Des missions de sensibilisation
Hormis celles planifiées dans les écoles où elle intervient, l’équipe mobile organise des sessions de sensibilisation à plus grande échelle, à l’image de celle animée par Claire Pagès et Candice Huraux, le 5 mars 2020, devant une trentaine de directrices et directeurs d’écoles primaires dans le cadre du pôle inclusif d’accompagnement localisé (Pial) de Meudon-Chaville, un dispositif lancé à la rentrée 2018 suite à la présentation du plan d’action gouvernemental pour une école inclusive. « Après les directeurs, une session sera organisée pour les enseignant-e-s et une autre pour les auxiliaires de vie scolaire (AVS), détaille Claire Pagès. Ces actions d’information et de prévention sont très importantes pour soutenir la scolarisation des élèves à besoins particuliers, montrer aux équipes pédagogiques que nous pouvons travailler ensemble et que l’école inclusive est possible si on en leur donne les moyens. Il faut créer plus de dispositifs comme ceux-là, permettant de lever les appréhensions et les préjugés. » Message entendu : sur la base de l’expérience menée dans les Hauts-de-Seine, le gouvernement a adressé le 14 juin 2019 une circulaire aux ARS afin d’encourager la création d’équipes mobiles d’appui médico-social pour la scolarisation des enfants en situation de handicap.

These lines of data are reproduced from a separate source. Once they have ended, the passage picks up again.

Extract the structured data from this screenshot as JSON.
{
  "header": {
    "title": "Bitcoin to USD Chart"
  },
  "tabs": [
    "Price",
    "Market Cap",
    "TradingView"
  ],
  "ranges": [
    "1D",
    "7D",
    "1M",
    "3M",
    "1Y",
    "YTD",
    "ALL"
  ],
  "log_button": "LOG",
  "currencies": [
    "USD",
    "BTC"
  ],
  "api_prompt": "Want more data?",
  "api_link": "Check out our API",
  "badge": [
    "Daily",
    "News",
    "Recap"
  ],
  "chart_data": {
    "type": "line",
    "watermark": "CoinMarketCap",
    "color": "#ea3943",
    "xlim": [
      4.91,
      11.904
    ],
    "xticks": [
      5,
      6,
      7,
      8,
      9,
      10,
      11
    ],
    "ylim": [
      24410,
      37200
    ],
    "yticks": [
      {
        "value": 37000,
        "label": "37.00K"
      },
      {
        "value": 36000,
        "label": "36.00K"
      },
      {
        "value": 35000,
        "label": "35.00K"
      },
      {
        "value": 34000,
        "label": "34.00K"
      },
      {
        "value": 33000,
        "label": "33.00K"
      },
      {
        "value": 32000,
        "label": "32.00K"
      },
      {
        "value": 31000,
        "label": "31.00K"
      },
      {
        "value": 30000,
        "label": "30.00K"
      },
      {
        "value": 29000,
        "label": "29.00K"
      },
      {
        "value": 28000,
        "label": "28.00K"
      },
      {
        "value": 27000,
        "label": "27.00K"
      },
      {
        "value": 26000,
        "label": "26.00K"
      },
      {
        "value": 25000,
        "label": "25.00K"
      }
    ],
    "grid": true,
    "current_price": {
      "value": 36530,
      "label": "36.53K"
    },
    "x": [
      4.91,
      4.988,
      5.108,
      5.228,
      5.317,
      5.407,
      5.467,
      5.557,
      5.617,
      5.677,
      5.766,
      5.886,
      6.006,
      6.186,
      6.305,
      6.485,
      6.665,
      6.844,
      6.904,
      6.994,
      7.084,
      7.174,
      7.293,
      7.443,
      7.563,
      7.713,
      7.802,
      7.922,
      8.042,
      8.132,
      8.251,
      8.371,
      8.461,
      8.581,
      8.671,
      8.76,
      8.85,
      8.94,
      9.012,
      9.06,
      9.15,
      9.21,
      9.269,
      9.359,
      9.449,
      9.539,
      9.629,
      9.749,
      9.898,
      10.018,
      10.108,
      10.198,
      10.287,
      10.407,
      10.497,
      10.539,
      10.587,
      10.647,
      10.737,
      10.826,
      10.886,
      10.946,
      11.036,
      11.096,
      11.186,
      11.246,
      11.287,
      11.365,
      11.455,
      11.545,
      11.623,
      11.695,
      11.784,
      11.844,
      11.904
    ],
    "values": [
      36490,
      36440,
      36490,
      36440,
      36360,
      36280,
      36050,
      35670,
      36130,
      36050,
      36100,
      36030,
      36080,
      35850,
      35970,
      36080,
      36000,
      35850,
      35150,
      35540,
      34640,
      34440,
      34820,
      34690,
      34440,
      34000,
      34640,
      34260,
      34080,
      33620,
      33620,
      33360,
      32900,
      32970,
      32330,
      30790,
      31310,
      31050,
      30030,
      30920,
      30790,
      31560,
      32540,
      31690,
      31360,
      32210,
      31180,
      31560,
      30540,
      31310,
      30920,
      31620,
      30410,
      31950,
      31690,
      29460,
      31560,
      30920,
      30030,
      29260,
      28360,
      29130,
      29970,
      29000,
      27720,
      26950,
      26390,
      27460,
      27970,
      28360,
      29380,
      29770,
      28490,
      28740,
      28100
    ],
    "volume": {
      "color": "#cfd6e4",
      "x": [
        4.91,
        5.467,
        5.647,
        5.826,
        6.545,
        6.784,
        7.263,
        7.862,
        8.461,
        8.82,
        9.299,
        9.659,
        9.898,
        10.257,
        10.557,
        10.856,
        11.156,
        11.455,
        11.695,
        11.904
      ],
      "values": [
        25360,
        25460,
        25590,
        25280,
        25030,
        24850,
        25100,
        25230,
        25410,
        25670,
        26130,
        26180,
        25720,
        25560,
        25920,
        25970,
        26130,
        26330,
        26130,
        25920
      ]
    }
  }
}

[1] Suite à sa fusion avec l’association APEI Sèvres-Chaville Ville d’Avray.
Emmanuelle Chaudieu - Photos : William Para
« On donne enfin les clés de l’école inclusive »

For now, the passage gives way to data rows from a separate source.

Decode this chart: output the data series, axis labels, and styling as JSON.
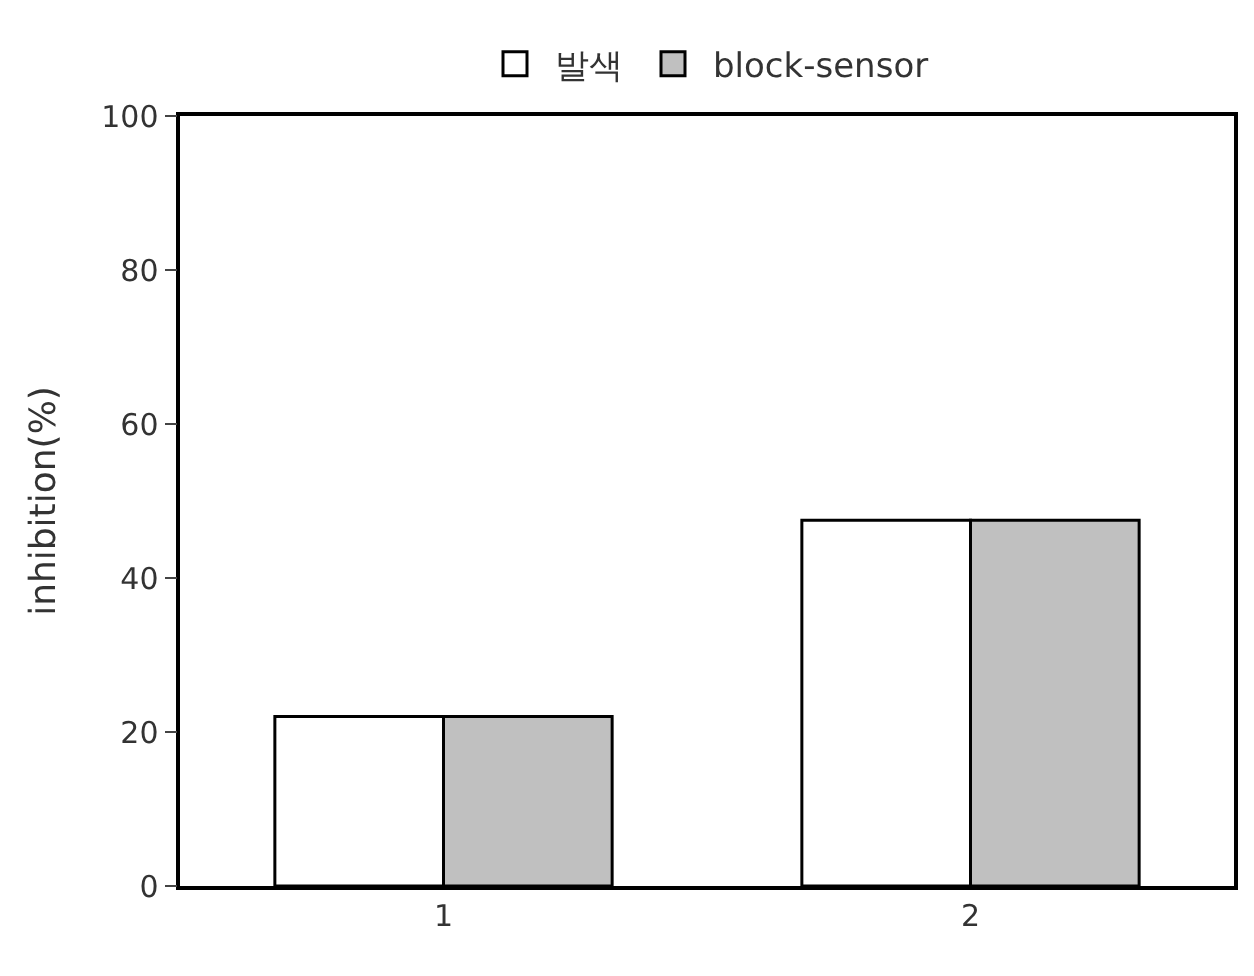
{
  "chart_data": {
    "type": "bar",
    "ylabel": "inhibition(%)",
    "categories": [
      "1",
      "2"
    ],
    "series": [
      {
        "name": "발색",
        "color": "#ffffff",
        "values": [
          22,
          47.5
        ]
      },
      {
        "name": "block-sensor",
        "color": "#c0c0c0",
        "values": [
          22,
          47.5
        ]
      }
    ],
    "ylim": [
      0,
      100
    ],
    "yticks": [
      0,
      20,
      40,
      60,
      80,
      100
    ],
    "legend": "top"
  }
}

Martine Aussibel, IEN-ASH des Hauts-de-Seine
« Sur le département, nous avions renforcé les équipes de conseillers pédagogiques de soutien à la scolarisation des élèves handicapés, mais nous avions cependant identifié à la fois un besoin croissant et le fait que les réponses pédagogiques apportées étaient insuffisantes pour les enfants avec troubles du comportement, porteurs ou non de TSA. Lorsque l’association des Papillons Blancs de Saint-Cloud nous a présenté leur projet à la rentrée de 2018, cela a tout de suite fait écho à nos besoins. Nous nous sommes mis au travail ensemble et avons défini les modalités de saisine par les écoles de l’équipe mobile. Dès les premières interventions nous avons eu des retours extrêmement positifs des équipes qui ont dit : “Enfin on nous donne des clés, on a les réponses que l’on attend”. C’est une aide précieuse. L’école inclusive est une réalité qu’il faut faire vivre, mais l’Éducation nationale ne peut pas le faire seule, elle a besoin des partenaires du médico-social. »
En chiffres
- Les Papillons Blancs de la Colline : 25 établissements et services, 500 salariés, 700 personnes accueillies.
- Équipe mobile : 1 directrice, 1 cheffe de service, 2 éducateurs spécialisés, 1 psychologue.
- File active au 31 mars 2020 : 70 enfants, de la maternelle au collège. 16 enfants peuvent être accompagnés en même temps (8 par éducateur).
- Temps moyen d’accompagnement : 25 heures sur deux mois.
- Budget : 180 000 euros par an, financé par l’ARS.